As I replayed the previous night on my mind's screen, I walked back to the bed and slipped in under the blankets. As I looked at Vikram's bare back, I could see the marks my nails had left. I had dug my nails in his back when he had kissed my breasts. Just the memory of it made me blush. My ears felt hot. The memory of his touch excited me, and left me longing for it more than ever before. I remembered how I had pulled Vikram up to me and had whispered in his ears "Love me!" I remembered how I had dug my nails into his back again, when he entered me, and how he had moaned. I remembered how he had rested his head on my tummy, overwhelmed, spent, and content. The night breeze had dried our sweat and left our bodies sticky. The last kisses we shared before drifting off to sleep were salty... But oh so sweet! … so sweet as I had never known they could be... Vikram had rescued my dying soul, the dying woman, the dying romantic in me... And today I felt more alive than anything, more alive than I had felt any other day. I wondered how a single experience could be so profound as to turn a life around; only to realise that I didn't need to wonder anymore, I had had that experience. It felt like Vikram had seeped through my whole being and cleansed it... I could have sworn I felt our souls meet and unite as our bodies entwined around each others'... I looked at the clock hanging on the wall. We'd both be on our way back to our lives, our worlds, our duties, responsibilities, in only a matter of few hours. But it didn't make me sad... Or maybe I didn't want to allow myself to be sad. As I took Vikram's arm and wrapped it around me, all I could think of was how happy I was, how content and complete I felt, and how alive I had become. Months after that magical weekend, my life is far from perfect; but every time I feel knocked down, I look at Vikram's mirror, and his voice fills my ears and my heart till there is no longer even the tiniest of corners left for anything negative to occupy place...
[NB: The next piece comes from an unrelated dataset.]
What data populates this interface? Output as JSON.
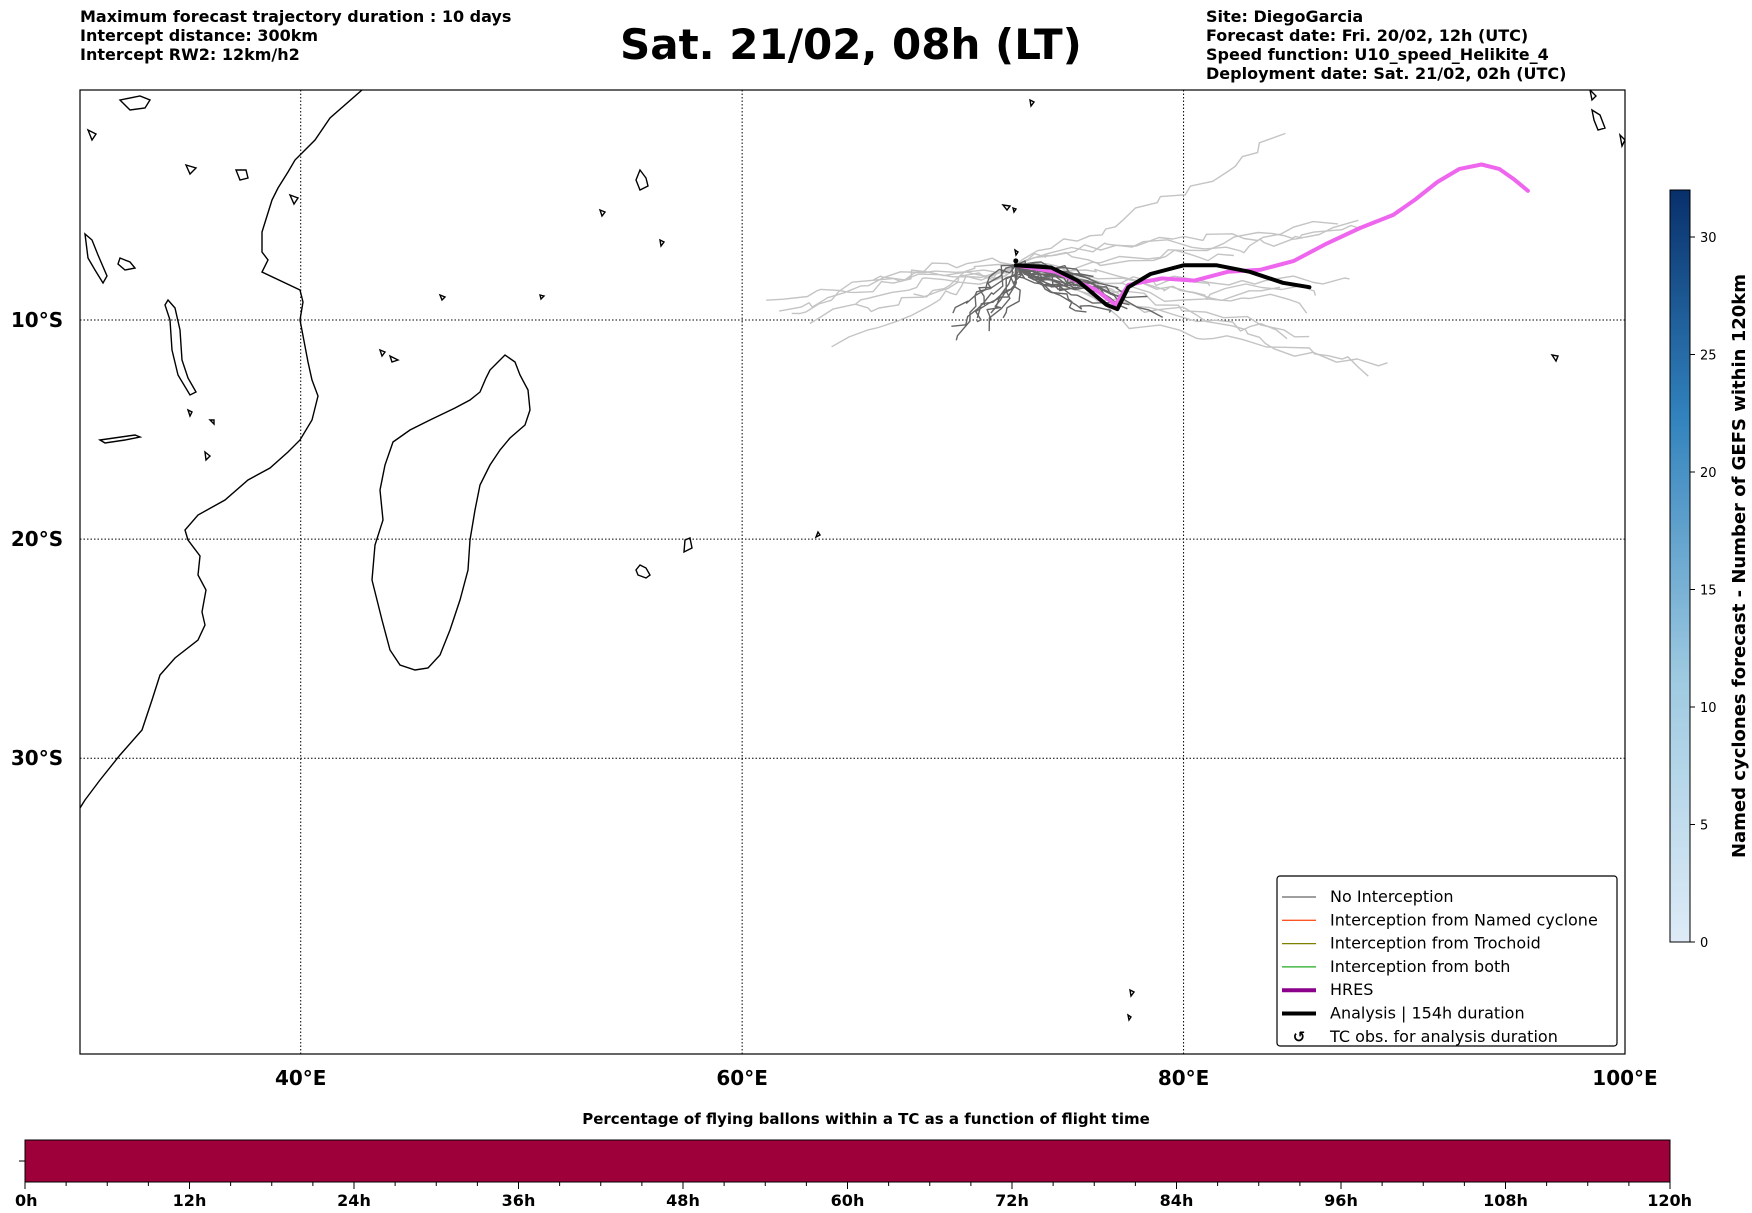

'You are beautiful. Don't ever let anything or anyone in life convince you otherwise. And every time you are in doubt, look in this mirror, and you will see yourself through my eyes... Do I have to tell you what I see? Don't you already know what my eyes behold?'
Author's Note: In this note, I have tried to catch the essence of a dream that one of my friend's said she had had a few weeks ago. Of course, I have given it my own spin, added a few details, to make it into a complete story/prose, but the idea is from the dream. What I have tried my best to do with this prose is celebrate romantic companionship. I hope you can relate to it at some level at least.